Deshalb war die Strategie in diesem Wahlkampf nicht mehr auf eine Spitzenkandidatin ausgerichtet, sondern auf ein Quartett mit einem ausgewogenen Flügelproporz: Ramona Pop und Landeschefin Bettina Jarasch für die Realos, Fraktionschefin Antje Kapek und Landeschef Daniel Wesener für die Parteilinken. Und richtigerweise war die politisch erfahrene Pop, die seit 15 Jahren Oppositionsarbeit macht, die eigentliche Spitzenkandidatin. Die Strategie ist zumindest dahingehend aufgegangen, dass es keine missverständlichen Äußerungen des Vierer-Teams während des Wahlkampfs gegeben hat. Und im Gegensatz zu 2011 hat auch die Kommunikation zwischen dem Spitzenpersonal und der Basis funktioniert.

Die Grünen fokussierten sich auf die Themen lebenswertes Leben, moderne Mobilität und weltoffene Stadt. Jeder der Spitzenleute kümmerte sich um einen Bereich. Dadurch wurde aber nicht deutlich, wer tatsächlich bei den Grünen den Hut auf hatte. Es gab zwar viele kleine Aktionen, aber man konnte durchaus den Eindruck gewinnen, dass die Partei nicht sehr sichtbar war im Wahlkampf.

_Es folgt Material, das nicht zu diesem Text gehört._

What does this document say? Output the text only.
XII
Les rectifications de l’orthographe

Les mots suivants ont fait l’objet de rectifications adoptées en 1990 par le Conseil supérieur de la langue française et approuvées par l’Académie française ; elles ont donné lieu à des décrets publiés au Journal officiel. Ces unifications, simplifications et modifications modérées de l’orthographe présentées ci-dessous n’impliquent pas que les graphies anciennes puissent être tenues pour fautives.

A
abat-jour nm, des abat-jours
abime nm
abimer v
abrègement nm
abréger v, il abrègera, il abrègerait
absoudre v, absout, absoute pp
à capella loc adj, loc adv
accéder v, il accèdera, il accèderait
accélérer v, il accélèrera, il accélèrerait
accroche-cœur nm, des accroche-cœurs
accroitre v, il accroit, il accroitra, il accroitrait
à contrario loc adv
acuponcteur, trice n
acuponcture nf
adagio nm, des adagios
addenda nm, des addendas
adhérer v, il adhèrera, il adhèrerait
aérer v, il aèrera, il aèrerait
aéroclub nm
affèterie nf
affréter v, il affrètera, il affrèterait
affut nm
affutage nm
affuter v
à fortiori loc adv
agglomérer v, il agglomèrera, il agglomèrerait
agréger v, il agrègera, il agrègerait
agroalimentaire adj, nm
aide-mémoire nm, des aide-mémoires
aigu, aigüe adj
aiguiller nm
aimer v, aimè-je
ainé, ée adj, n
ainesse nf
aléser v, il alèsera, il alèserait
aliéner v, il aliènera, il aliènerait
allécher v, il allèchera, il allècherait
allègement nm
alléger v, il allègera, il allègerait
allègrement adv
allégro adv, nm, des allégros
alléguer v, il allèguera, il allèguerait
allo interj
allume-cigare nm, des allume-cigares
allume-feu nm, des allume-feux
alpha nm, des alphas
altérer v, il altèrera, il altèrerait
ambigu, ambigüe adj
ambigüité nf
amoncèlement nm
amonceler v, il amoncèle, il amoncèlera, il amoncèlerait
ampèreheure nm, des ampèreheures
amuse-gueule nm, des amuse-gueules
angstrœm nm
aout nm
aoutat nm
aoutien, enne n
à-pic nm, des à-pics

Erste Sondierung im TV-Studio? Berlins SPD-Chef Michael Müller und die Spitzenkandidatin der Grünen, Ramona Pop, beglückwünschen sich gegenseitig.
Erste Sondierung im TV-Studio? Berlins SPD-Chef Michael Müller und die Spitzenkandidatin der Grünen, Ramona Pop, beglückwünschen sich gegenseitig.

© AFP

Die Grünen waren allzu bescheiden in ihren Forderungen

Trotz des hochgehaltenen „Teamgeists“ und der „Alternative zum üblichen Führungsstil“ hatte diese Strategie nur einen Webfehler: Die Grünen waren allzu bescheiden in ihren Forderungen. „Mehr Kante zeigen“, forderten Parteifreunde auch aus dem Realo-Lager. Beflissen sprang Ramona Pop über das Stöckchen, das ihr der Regierende Bürgermeister Michael Müller hinhielt nach seiner Aussage, er würde statt Rot-Grün-Rot dann doch lieber Rot-Grün vorziehen, aber nur wenn die Grünen eine Zusammenarbeit mit der CDU ausschließen würden. Pop sprang hurtig drüber und schloss nicht nur eine Koalition mit der „Henkel-CDU“, sondern auch mit der gesamten Berliner CDU aus. Ein unnötiger Ausschluss, wie viele bei den Grünen finden. „Warum hat denn die SPD nicht eine Koalition mit der CDU ausgeschlossen?“, fragen sich Parteifreunde. Aber die Furcht war angesichts der 41 Prozent unentschlossenen Wähler groß, rot-grüne Wechselwähler in nicht unerheblichem Maße nach Müllers rot-grüner Avance an die SPD abgeben zu müssen.

Es deutet vieles auf ein rot-rot-grünes Bündnis hin. Sicher würde Ramona Pop dann in den Senat gehen. Die Fraktionsspitze wird wohl auch weiterhin in einer Doppelbesetzung arbeiten. Und Flügelkämpfe wie 2011 sind nicht abzusehen. Die Parteilinke ist auf Regierungskurs und offenbar zufrieden mit der Wahlprognose. „Wir sind mit einem blauen Auge davongekommen“, hieß es am Sonntagabend aus der Partei. Die Verluste bei SPD und CDU seien deutlich stärker.

Ramona Pop fordert einen Neuanfang und einen anderen Politikstil. Ob sich die SPD darauf einlässt, wird man bei den Sondierungs- und Koalitionsgesprächen sehen. Nur die Augenhöhe dürfte sich zwischen SPD und Grünen deutlich verschieben.